A Barcelone, Franz Tost a estimé que l’idée d’une seule séance le vendredi serait bénéfique pour les finances des équipes. Sachant qu’en moyenne le kilomètre en 2014 coûte 350 euros et que chaque voiture réalise durant la EL1 environ 20 tours maxi, l’économie sur l’année serait alors de 1.5 millions d’euros seulement… Il faut ajouter à cela environ 1 à 1,5 millions d’économie (hôtel etc..) pour les courses lointaines… Car les photos nous montrent bien que les motor-home des teams ont besoin d’une journée pour être installés. Ce qui réduit l’impact de l’économie de manière significative. La mesure présente donc une économie de 2,5 à 3 millions d’euros seulement.

Concernant les idées du 1er Mai (voir ici pour souvenir), l’impact réel sur les budgets serait également autour de 3 millions d’euros pour l’année. Simplement parce que le remplacement des suspensions interconnectés par des suspensions actives ne sera qu’une répartition des coûts et que le budget transmission sera autour de 3 millions d’euros pour l’année dans l’idée d’une standardisation (Si standardisation il y a, cela signifie fournisseur unique, donc commerce,  donc il y aura des marges pour le fournisseur).

Williams, Marussia, Caterham, Force India et Sauber souhaitent activement un budget plafond. Gérard Lopez et Lotus ont compris que les grandes équipes du Strategic Group ne souhaitent pas du principe pour des raisons de contrôles et propose l’idée de l’équipe franchise. Une solution alternative intéressante que je développerais dans la Note du Mardi demain.
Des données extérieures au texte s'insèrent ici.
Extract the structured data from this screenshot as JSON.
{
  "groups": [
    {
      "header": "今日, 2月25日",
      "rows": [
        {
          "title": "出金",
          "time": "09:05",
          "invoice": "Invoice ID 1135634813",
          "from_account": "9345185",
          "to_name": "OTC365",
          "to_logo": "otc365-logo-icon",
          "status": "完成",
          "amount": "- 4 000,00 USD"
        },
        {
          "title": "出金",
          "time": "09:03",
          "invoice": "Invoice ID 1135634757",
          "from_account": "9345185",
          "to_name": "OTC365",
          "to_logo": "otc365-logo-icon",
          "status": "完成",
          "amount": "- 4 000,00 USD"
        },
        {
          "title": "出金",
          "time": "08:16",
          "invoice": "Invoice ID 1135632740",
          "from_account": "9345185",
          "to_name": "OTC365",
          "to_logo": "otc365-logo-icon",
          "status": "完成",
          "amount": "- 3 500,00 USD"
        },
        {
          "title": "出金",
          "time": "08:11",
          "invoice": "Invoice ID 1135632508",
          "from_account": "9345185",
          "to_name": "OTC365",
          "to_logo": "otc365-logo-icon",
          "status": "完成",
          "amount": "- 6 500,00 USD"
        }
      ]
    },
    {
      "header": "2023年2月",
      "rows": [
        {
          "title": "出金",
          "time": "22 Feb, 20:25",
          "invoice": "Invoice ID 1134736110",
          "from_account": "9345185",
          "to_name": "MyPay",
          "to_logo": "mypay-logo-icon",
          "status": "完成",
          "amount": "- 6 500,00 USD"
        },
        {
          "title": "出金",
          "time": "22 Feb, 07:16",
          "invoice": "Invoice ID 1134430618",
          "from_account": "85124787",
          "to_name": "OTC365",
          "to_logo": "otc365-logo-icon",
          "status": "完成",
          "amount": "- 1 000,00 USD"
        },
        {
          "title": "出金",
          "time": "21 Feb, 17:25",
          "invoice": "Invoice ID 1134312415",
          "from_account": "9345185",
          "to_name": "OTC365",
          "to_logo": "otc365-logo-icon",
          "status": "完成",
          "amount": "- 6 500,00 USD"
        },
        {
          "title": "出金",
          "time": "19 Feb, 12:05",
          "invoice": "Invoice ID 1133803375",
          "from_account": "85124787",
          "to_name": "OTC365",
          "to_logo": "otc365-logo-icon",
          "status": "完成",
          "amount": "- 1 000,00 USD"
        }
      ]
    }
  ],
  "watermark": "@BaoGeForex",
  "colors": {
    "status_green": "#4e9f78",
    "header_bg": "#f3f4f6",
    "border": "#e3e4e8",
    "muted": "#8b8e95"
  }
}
Reste l’autre idée des petites équipes : La répartition des revenus de la Formule 1. Si le principe que Ferrari dispose d’un traitement particulier est accepté de tous. Le fait que Red Bull dispose aussi d’un traitement particulier, tout comme Williams et McLaren passe mal. L’idée d’une répartition équitable (une idée de Max Mosley datant de 2009) des revenus est dans l’air, mais la signature des Accords Concordes jusqu’en 2020 empêchera l’idée de se produire.

Reste à connaître les idées des grosses équipes ? Il y en a une qui est connue depuis quelques temps.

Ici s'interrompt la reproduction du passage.